Moves to cut social support programs as part of the austerity measures to reduce debt in some countries ultimately risk backfiring, according to former Social Inclusion Commissioner, Monsignor David Cappo (pictured).
Speaking to Flinders Indaily on his recent appointment as a senior research fellow in Flinders School of Social and Policy Studies, Monsignor Cappo warned that pulling back on welfare systems to save money was short-sighted.
“You are going to increase the social impact on people, you’re going to increase inequality in the community and, eventually, it’s going to cost more to address this inequality,” Monsignor Cappo said.
“The time is ripe, I think, for innovation in social policy because governments are going to be searching for new ways to do things,” he said.
It is a theme he will explore in a new book on social policy, currently in the early stages of preparation, which will draw on his more than 40 years of experience as a social worker and social justice advocate in South Australia.
Grandson of the Italian migrant who co-founded the state’s iconic Cappo Brothers Seafood, David was educated at Rostrevor College and studied social work at the South Australian Institute of Technology.
He practised as a base grade social worker at Elizabeth in the Department of Community Welfare for 10 years before entering the seminary. He was ordained a Catholic priest in 1984 (“I still say mass in the cathedral and do the occasional wedding”).
As Chairman and then Commissioner of the South Australian Government’s Social Inclusion Unit from 2002 to 2011, Monsignor Cappo oversaw policies which reduced ‘rough sleeping’ in inner city Adelaide by 50 per cent, raised school retention rates to 84 per cent in 2010 from 67 per cent a decade earlier, and saw the transformation of disability and mental health systems.
“The Unit achieved really good outcomes and the book will examine how we did it, the innovations in governance – the ‘joined-up’ work of bringing together a whole range of different programs in different departments into the one plan,” he said.
It is an approach he is sharing as part of his work as a consultant working with community organisations in Brooklyn in New York City.
“We’re dealing with incredibly disadvantaged communities where there’s 50 per cent unemployment, massive crime issues, people who have given up hope.
“One of the approaches is to target the most chaotic families.
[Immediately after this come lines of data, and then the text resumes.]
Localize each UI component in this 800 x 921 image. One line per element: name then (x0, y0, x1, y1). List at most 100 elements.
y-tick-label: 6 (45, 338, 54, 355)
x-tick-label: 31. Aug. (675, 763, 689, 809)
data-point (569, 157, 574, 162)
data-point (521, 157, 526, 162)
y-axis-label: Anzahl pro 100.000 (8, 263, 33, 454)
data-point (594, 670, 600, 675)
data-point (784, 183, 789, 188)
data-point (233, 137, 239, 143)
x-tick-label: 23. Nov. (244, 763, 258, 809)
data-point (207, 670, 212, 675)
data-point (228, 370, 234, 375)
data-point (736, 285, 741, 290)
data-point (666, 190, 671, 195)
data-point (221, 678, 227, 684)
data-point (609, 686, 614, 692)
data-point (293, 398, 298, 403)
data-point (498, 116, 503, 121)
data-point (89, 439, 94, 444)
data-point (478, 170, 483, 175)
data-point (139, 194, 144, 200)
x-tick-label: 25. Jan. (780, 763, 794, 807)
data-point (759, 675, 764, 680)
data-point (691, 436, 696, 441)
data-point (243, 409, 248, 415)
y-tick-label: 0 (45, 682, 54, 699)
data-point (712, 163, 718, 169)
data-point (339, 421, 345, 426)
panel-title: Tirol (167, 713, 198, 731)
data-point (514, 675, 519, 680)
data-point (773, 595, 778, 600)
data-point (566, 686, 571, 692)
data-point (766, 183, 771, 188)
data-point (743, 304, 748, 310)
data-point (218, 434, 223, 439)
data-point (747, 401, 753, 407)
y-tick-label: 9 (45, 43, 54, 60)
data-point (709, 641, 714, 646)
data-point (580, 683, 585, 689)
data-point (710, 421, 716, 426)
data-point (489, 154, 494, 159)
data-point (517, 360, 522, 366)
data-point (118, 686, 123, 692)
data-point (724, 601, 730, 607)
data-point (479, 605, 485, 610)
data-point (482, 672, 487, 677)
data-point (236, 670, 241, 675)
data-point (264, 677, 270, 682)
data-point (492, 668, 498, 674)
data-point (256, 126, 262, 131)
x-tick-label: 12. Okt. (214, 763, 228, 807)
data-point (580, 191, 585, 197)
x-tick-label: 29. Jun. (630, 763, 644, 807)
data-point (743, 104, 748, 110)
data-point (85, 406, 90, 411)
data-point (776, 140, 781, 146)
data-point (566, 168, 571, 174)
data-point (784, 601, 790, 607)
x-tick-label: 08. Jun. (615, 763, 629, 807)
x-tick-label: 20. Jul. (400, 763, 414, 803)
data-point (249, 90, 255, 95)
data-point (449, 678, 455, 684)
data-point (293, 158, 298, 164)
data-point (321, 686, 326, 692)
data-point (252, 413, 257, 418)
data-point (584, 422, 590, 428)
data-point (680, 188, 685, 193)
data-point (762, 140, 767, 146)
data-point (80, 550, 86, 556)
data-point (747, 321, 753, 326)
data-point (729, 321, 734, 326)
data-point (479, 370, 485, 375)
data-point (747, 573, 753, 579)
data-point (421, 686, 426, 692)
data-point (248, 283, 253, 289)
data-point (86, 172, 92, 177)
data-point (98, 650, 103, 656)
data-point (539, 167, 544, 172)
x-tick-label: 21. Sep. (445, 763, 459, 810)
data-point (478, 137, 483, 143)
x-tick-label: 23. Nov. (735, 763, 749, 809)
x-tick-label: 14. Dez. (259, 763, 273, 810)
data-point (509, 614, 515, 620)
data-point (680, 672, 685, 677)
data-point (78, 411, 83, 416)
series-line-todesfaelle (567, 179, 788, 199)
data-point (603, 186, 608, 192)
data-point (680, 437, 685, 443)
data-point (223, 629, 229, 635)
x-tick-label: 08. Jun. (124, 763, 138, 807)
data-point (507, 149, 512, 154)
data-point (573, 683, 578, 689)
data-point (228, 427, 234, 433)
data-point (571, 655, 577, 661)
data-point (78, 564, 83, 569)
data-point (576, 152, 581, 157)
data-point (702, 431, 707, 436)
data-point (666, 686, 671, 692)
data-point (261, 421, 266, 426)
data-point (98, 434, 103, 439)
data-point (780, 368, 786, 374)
Instead of looking at all the problems, you look at the hundred families that are the high-end users of emergency departments, police, courts, all the community systems.
“Some of these families have more than 30 different agencies involved with them and yet most of those agencies wouldn’t be talking to each other.”
Monsignor Cappo said an integrated approach can not only act as a circuit breaker for the families involved, helping them to break the cycle of intergenerational poverty – it made sense economically.
“If you can bring stability to that group, you’re actually having an impact on the wider community. How much money is going into policing, the courts, social services?
“I had a meeting with senior people in the Federal Reserve in New York. Their message to me was that economic and social policies have to come together far more significantly than they have ever done before.”
In addition to social policy research, Monsignor Cappo will teach in the Master of Social Work program this semester.
“I was delighted to accept the appointment at Flinders because I’m in a context here of cutting-edge thinking. There are people in a range of disciplines here and you’ve got a lot of interdisciplinary thinking going on.
“It’s not just social policy: it’s economics, it’s politics, there are all these interconnections here and that’s where the policy thinking of the future is headed.
“If you’re not bringing the strands together, you won’t be able to solve some of the major economic and social problems of the future.”